To honour his 60th birthday (2001) and his contribution to French musical life, he received a special commission from the Ministère de la Culture: Phares et Rayonnements. This anniversary was also the occasion for numerous portrait concerts celebrating his multiple career.

Alsina continued to exercise his activities as a pianist, teacher and composer: recitals, master classes and productions of his works punctuate his last years and led him to many trips in Europe, North America but also in China, Argentina etc.

== Works ==
To date, he has written more than 110 works (the majority of which have been commissioned by musical institutions) - including several for large orchestra, performed at most international contemporary music festivals (Berlin, Hamburg, Donaueschingen, Darmstadt, Vienna, Tanglewood, Amsterdam, Paris, Royan, Metz, Lille, Venice, etc.)..

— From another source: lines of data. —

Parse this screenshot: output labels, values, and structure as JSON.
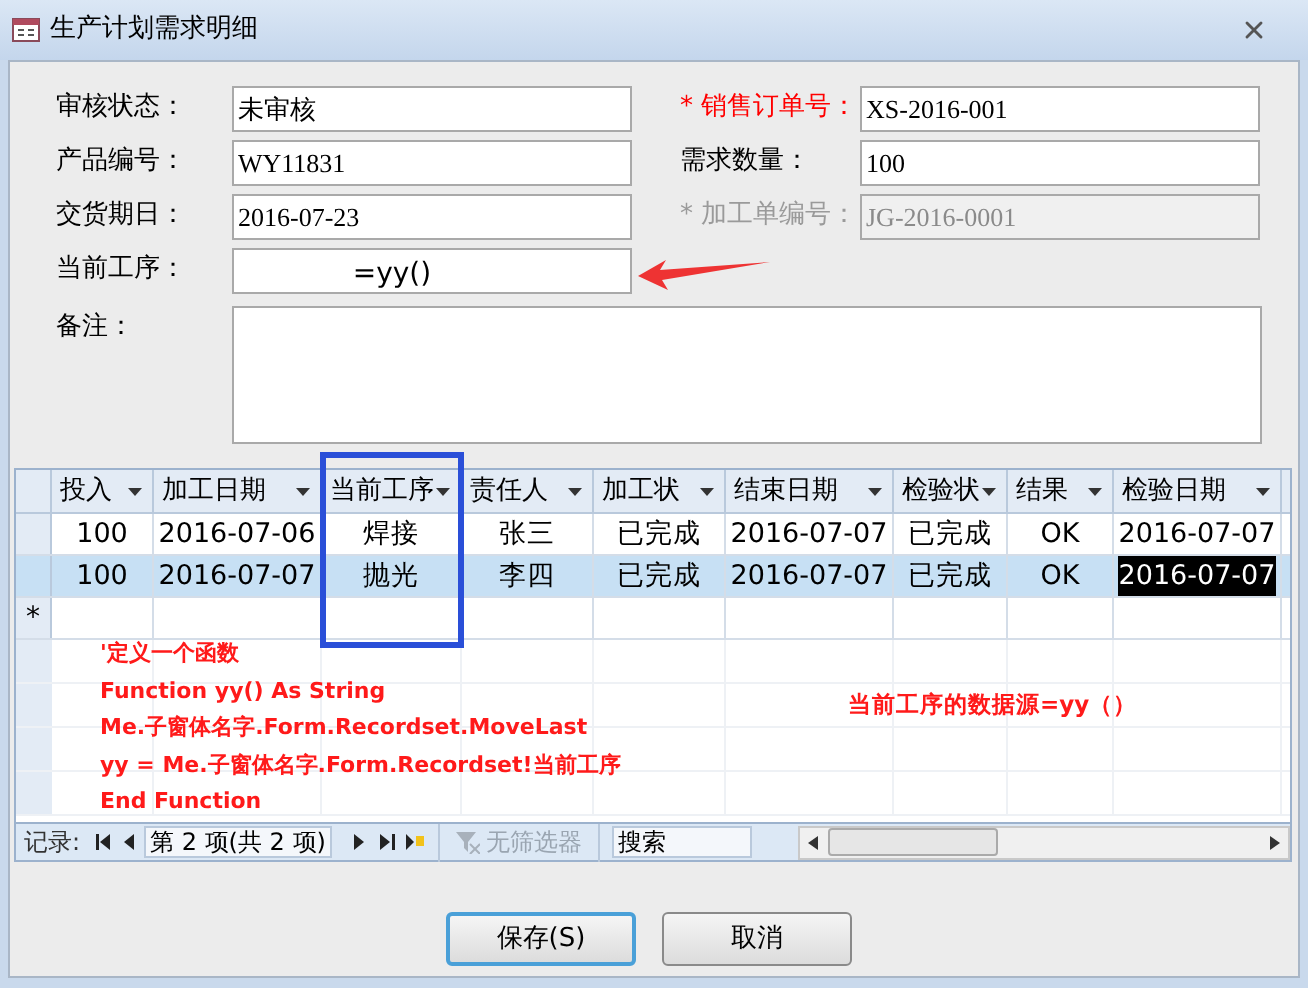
{
  "window": {
    "title": "生产计划需求明细"
  },
  "fields": [
    {
      "label": "审核状态：",
      "value": "未审核",
      "required": false,
      "disabled": false
    },
    {
      "label": "* 销售订单号：",
      "value": "XS-2016-001",
      "required": true,
      "disabled": false
    },
    {
      "label": "产品编号：",
      "value": "WY11831",
      "required": false,
      "disabled": false
    },
    {
      "label": "需求数量：",
      "value": "100",
      "required": false,
      "disabled": false
    },
    {
      "label": "交货期日：",
      "value": "2016-07-23",
      "required": false,
      "disabled": false
    },
    {
      "label": "* 加工单编号：",
      "value": "JG-2016-0001",
      "required": false,
      "disabled": true
    },
    {
      "label": "当前工序：",
      "value": "=yy()",
      "required": false,
      "disabled": false
    }
  ],
  "notes": {
    "label": "备注："
  },
  "table": {
    "columns": [
      "投入",
      "加工日期",
      "当前工序",
      "责任人",
      "加工状",
      "结束日期",
      "检验状",
      "结果",
      "检验日期"
    ],
    "rows": [
      {
        "selected": false,
        "cells": [
          {
            "text": "100",
            "focused": false
          },
          {
            "text": "2016-07-06",
            "focused": false
          },
          {
            "text": "焊接",
            "focused": false
          },
          {
            "text": "张三",
            "focused": false
          },
          {
            "text": "已完成",
            "focused": false
          },
          {
            "text": "2016-07-07",
            "focused": false
          },
          {
            "text": "已完成",
            "focused": false
          },
          {
            "text": "OK",
            "focused": false
          },
          {
            "text": "2016-07-07",
            "focused": false
          }
        ]
      },
      {
        "selected": true,
        "cells": [
          {
            "text": "100",
            "focused": false
          },
          {
            "text": "2016-07-07",
            "focused": false
          },
          {
            "text": "抛光",
            "focused": false
          },
          {
            "text": "李四",
            "focused": false
          },
          {
            "text": "已完成",
            "focused": false
          },
          {
            "text": "2016-07-07",
            "focused": false
          },
          {
            "text": "已完成",
            "focused": false
          },
          {
            "text": "OK",
            "focused": false
          },
          {
            "text": "2016-07-07",
            "focused": true
          }
        ]
      }
    ],
    "new_row_marker": "*"
  },
  "navigator": {
    "label": "记录:",
    "position": "第 2 项(共 2 项)",
    "filter": "无筛选器",
    "search": "搜索"
  },
  "annotations": {
    "code": [
      "'定义一个函数",
      "Function yy() As String",
      "Me.子窗体名字.Form.Recordset.MoveLast",
      "yy = Me.子窗体名字.Form.Recordset!当前工序",
      "End Function"
    ],
    "note": "当前工序的数据源=yy（）"
  },
  "buttons": [
    {
      "label": "保存(S)",
      "default": true
    },
    {
      "label": "取消",
      "default": false
    }
  ]
}
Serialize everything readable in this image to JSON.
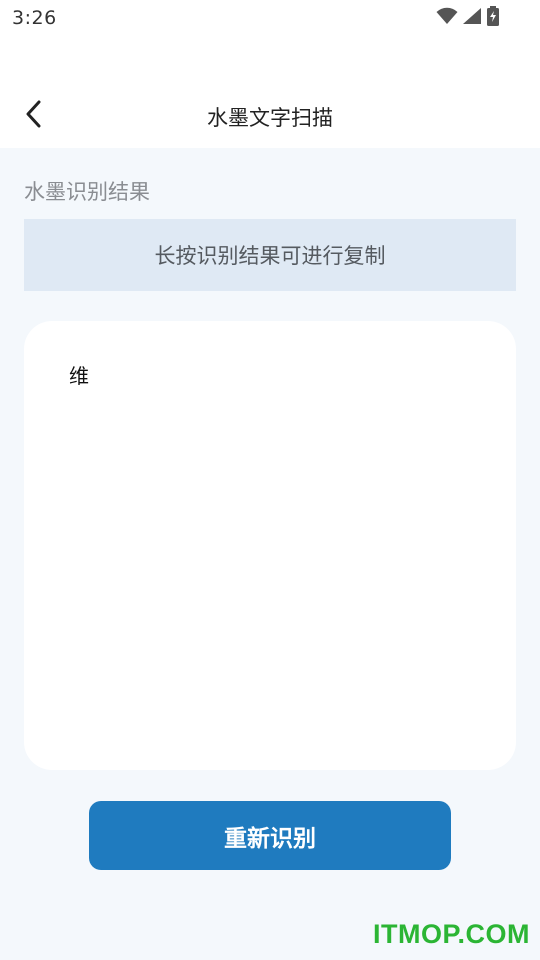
{
  "status_bar": {
    "time": "3:26",
    "icons": [
      "wifi-icon",
      "signal-icon",
      "battery-charging-icon"
    ]
  },
  "header": {
    "back_icon": "chevron-left-icon",
    "title": "水墨文字扫描"
  },
  "main": {
    "section_label": "水墨识别结果",
    "hint": "长按识别结果可进行复制",
    "result_text": "维",
    "retry_label": "重新识别"
  },
  "watermark": {
    "text": "ITMOP.COM"
  },
  "colors": {
    "accent": "#1f7bbf",
    "content_bg": "#f4f8fc",
    "hint_bg": "#dfe9f4",
    "watermark": "#2bb534"
  }
}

- First Piano Study (Op.3)
- Second Piano Study (Op.6)
- Third Klavierstück for piano (Op.8) (1963–65)
- Funktionen (1965)
- Concerto for piano and orchestra (1965)
- Auftrag (1967)
- Überwindung (1967), commission of the Südwestfunk radio premiered in Donaueschingen conducted by Ernest Bour.
- Schichten for instrumental ensemble (1971)
- Study for tonbak (1973)
- A Letter (1976)
- Cantate (1977)
- La Muraille (1981)
- Prima Sinfonia (1983)
- Undici (1987)
- Suite indirecte for chamber orchestra (1989)
- Fantaisie for clarinet and orchestra (1991)
- Symphonie n° 2 (1992) for large orchestra, commissioned by the Orchestre de Paris on the occasion of his 50th anniversary, premiered under the direction of Semyon Bychkov.
- Pénombres (1993) for choir, children's choir and orchestra to a text by Claire Billot
- Concerto en deux mouvements (1999) for wind quintet and orchestra
- Phares et Rayonnements (2001), for tape and three instrumentists
- Concertino (2002) for piano and 12 instruments
- Reflet (2002) for solo vibraphone
- Reflets en trio (2002) for vibraphone, djembé and marimba
- Bel Canto (2009)

== Distinctions ==
- 1971: Guggenheim Prize for his works Überwindung and Schichten ("Official website").
- 1986: Officer of the Ordre des Arts et des Lettres
- 2004: the Académie des beaux-arts awards him the Paul-Louis Weiller Composition Prize for his work as a whole.